What Does It Mean When An Insurance Company Is Acting In Bad Faith?

by Friedman & Ranzenhofer, PC on December 21, 2011

in NY Insurance Issues

Most Buffalo personal injury lawsuits involve a defendant whose damages are – at least to some extent – covered by insurance.  Motor vehicle, homeowners and other types of insurance often provide the defense, including hiring attorneys, in personal injury litigation.  When doing so, an insurance company is legally required to protect not just its own interests, but also the interests of its insured.  When it fails to do so, it may be accused of acting in “bad faith.”

There are several acts that may lead to an accusation that an insurance company is acting in bad faith, but in personal injury lawsuits, this issue usually arises when a jury returns a verdict in excess of the policy held by the insured.  While an insurance company is not required to settle every lawsuit if it has a legitimate reason to believe it has a meritorious defense or the value of the injury is well below the policy limits, it is required to take reasonable steps to protect the assets of the insured. 

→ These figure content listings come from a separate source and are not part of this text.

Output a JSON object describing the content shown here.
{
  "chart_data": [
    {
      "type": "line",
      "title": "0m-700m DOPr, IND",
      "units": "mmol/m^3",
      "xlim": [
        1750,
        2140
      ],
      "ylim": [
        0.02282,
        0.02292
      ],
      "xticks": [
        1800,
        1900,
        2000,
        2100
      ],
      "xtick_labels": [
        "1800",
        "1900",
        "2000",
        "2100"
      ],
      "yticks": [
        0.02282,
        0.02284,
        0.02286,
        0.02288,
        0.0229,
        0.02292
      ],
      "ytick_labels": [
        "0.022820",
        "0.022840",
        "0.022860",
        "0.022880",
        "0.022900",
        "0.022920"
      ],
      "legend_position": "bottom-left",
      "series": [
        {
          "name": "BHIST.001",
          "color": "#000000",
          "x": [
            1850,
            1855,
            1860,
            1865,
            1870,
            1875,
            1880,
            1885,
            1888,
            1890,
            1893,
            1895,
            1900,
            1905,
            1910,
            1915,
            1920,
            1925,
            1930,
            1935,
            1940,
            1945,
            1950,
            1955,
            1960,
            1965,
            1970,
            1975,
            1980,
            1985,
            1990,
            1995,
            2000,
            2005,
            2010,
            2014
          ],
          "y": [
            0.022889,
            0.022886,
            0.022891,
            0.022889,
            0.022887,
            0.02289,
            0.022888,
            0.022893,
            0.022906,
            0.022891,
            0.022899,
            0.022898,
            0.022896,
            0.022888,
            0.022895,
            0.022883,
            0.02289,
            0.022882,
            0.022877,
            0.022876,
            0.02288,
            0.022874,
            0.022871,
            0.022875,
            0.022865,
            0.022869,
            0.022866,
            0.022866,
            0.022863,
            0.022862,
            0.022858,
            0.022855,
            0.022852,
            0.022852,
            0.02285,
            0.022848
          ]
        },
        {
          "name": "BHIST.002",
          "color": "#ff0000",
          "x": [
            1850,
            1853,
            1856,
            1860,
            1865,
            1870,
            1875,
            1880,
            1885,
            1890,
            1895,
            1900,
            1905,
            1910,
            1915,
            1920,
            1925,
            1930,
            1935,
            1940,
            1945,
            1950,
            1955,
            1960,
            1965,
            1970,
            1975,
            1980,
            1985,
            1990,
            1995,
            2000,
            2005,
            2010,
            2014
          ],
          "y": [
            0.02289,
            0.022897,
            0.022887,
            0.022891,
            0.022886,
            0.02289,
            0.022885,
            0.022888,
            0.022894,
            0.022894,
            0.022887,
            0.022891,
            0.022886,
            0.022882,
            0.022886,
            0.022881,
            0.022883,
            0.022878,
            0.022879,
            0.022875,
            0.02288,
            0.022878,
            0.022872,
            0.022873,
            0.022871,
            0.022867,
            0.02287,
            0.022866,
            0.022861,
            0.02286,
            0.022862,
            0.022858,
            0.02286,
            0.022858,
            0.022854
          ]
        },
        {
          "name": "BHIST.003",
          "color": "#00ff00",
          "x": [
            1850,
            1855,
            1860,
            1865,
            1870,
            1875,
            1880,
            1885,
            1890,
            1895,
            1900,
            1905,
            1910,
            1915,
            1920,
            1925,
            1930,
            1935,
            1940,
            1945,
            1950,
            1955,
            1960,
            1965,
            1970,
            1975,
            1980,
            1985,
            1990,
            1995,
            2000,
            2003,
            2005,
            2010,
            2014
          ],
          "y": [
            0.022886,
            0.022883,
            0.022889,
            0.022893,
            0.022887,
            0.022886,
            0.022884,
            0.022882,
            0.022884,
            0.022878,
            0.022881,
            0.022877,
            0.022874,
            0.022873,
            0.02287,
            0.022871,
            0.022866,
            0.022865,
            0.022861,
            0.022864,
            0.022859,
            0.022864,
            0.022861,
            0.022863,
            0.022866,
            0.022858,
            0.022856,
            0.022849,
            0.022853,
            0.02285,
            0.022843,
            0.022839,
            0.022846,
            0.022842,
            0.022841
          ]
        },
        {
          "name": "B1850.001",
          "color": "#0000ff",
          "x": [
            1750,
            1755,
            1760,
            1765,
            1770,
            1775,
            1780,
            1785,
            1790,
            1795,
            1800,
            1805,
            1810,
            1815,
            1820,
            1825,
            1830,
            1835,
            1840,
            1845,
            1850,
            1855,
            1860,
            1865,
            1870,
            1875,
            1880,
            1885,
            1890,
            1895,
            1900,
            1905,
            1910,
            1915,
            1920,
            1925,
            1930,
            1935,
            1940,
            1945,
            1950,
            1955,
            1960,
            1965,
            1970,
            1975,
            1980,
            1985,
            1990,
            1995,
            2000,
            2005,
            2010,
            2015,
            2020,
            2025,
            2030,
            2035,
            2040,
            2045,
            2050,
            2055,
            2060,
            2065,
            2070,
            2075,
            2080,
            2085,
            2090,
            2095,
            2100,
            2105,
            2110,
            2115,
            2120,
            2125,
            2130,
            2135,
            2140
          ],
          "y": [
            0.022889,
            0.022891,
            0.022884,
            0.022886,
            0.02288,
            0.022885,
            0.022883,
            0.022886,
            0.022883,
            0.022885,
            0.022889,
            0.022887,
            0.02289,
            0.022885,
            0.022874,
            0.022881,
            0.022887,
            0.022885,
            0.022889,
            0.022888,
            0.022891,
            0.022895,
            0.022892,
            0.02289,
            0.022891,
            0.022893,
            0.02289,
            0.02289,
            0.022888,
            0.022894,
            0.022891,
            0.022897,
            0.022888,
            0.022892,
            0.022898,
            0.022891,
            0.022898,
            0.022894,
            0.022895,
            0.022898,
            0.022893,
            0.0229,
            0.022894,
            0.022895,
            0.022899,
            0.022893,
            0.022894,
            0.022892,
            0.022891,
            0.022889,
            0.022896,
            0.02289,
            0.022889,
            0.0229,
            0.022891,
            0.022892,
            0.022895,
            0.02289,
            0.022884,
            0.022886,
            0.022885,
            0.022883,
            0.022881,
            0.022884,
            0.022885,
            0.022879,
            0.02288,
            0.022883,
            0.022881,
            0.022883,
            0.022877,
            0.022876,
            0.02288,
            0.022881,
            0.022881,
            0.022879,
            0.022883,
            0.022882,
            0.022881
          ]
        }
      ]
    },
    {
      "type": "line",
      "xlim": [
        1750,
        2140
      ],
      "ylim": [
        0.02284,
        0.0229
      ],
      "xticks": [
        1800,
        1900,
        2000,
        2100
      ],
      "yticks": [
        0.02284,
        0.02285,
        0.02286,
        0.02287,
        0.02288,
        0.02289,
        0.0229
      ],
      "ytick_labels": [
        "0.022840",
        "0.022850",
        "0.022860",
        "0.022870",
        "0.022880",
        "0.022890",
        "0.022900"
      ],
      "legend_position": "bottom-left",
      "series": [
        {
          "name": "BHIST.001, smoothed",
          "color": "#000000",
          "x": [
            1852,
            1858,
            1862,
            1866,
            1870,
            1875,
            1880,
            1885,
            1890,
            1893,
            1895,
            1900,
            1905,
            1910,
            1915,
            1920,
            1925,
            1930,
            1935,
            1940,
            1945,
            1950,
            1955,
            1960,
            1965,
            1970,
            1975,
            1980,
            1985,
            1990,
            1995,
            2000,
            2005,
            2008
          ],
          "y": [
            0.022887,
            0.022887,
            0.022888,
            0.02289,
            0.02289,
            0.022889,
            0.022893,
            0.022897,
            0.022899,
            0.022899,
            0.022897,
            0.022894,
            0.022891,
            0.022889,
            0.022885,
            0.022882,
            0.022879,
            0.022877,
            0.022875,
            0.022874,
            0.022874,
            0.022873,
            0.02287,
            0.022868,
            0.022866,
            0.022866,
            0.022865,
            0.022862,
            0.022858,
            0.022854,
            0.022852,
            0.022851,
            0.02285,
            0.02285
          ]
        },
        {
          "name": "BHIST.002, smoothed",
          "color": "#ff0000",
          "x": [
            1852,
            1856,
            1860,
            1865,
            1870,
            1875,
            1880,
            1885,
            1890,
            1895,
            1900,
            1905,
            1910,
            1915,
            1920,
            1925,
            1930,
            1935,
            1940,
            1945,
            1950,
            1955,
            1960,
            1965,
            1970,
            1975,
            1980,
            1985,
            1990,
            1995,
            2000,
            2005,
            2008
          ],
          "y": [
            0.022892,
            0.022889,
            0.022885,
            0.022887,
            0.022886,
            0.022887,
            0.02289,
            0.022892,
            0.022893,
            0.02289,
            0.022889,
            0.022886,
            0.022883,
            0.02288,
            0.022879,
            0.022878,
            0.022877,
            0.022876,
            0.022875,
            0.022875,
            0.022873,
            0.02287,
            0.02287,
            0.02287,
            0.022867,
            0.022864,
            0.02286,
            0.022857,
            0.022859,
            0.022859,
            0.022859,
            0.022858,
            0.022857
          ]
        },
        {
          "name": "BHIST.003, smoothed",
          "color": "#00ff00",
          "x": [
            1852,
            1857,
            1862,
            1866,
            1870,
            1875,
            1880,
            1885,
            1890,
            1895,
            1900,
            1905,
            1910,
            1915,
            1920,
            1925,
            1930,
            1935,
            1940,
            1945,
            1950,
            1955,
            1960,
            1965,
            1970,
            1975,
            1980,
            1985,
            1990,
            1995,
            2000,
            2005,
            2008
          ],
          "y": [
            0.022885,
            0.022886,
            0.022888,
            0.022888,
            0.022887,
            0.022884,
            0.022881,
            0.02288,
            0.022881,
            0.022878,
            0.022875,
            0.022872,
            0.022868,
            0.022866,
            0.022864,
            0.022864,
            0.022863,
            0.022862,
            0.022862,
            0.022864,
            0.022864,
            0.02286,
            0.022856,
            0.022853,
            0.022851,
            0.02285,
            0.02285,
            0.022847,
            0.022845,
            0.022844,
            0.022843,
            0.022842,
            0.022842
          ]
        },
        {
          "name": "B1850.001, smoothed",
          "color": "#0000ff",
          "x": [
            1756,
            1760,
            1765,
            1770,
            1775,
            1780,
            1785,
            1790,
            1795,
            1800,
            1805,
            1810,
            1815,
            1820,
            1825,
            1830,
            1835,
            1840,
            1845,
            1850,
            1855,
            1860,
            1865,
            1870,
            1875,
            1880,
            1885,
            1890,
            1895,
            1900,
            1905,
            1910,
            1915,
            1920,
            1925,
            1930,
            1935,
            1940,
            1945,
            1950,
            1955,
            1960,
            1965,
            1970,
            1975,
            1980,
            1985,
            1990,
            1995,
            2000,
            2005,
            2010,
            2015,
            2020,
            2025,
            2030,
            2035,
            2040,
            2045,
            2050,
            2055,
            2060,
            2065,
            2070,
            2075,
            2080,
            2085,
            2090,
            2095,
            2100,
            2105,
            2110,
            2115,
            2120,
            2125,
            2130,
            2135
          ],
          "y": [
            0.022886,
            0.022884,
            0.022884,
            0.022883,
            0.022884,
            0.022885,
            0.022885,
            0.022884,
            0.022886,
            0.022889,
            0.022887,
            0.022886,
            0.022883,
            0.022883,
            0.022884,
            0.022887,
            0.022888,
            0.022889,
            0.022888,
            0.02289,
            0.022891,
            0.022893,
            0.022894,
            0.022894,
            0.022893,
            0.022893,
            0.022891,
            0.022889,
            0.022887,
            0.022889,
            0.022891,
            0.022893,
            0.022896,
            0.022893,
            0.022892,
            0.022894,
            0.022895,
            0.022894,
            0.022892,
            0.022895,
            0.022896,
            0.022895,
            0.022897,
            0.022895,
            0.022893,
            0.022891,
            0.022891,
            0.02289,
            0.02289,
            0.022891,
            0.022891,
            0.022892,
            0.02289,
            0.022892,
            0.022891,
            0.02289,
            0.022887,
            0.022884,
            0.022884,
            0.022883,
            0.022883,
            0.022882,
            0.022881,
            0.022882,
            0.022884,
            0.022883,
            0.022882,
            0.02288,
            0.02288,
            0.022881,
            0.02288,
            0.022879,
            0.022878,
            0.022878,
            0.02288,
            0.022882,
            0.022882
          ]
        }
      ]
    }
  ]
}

As an example, an insurance company has an opportunity to settle a personal injury lawsuit within the policy limits.  The injury is likely to be worth more than the policy limits and the insurance company’s client is clearly at fault.  The insurance company decides not to settle the lawsuit.  The matter is then taken to trial and the jury renders a verdict far above the policy limits.  Under this scenario, the insurance company may be found to have acted in bad faith and subject to civil litigation to recover the additional amount the defendant is required to pay.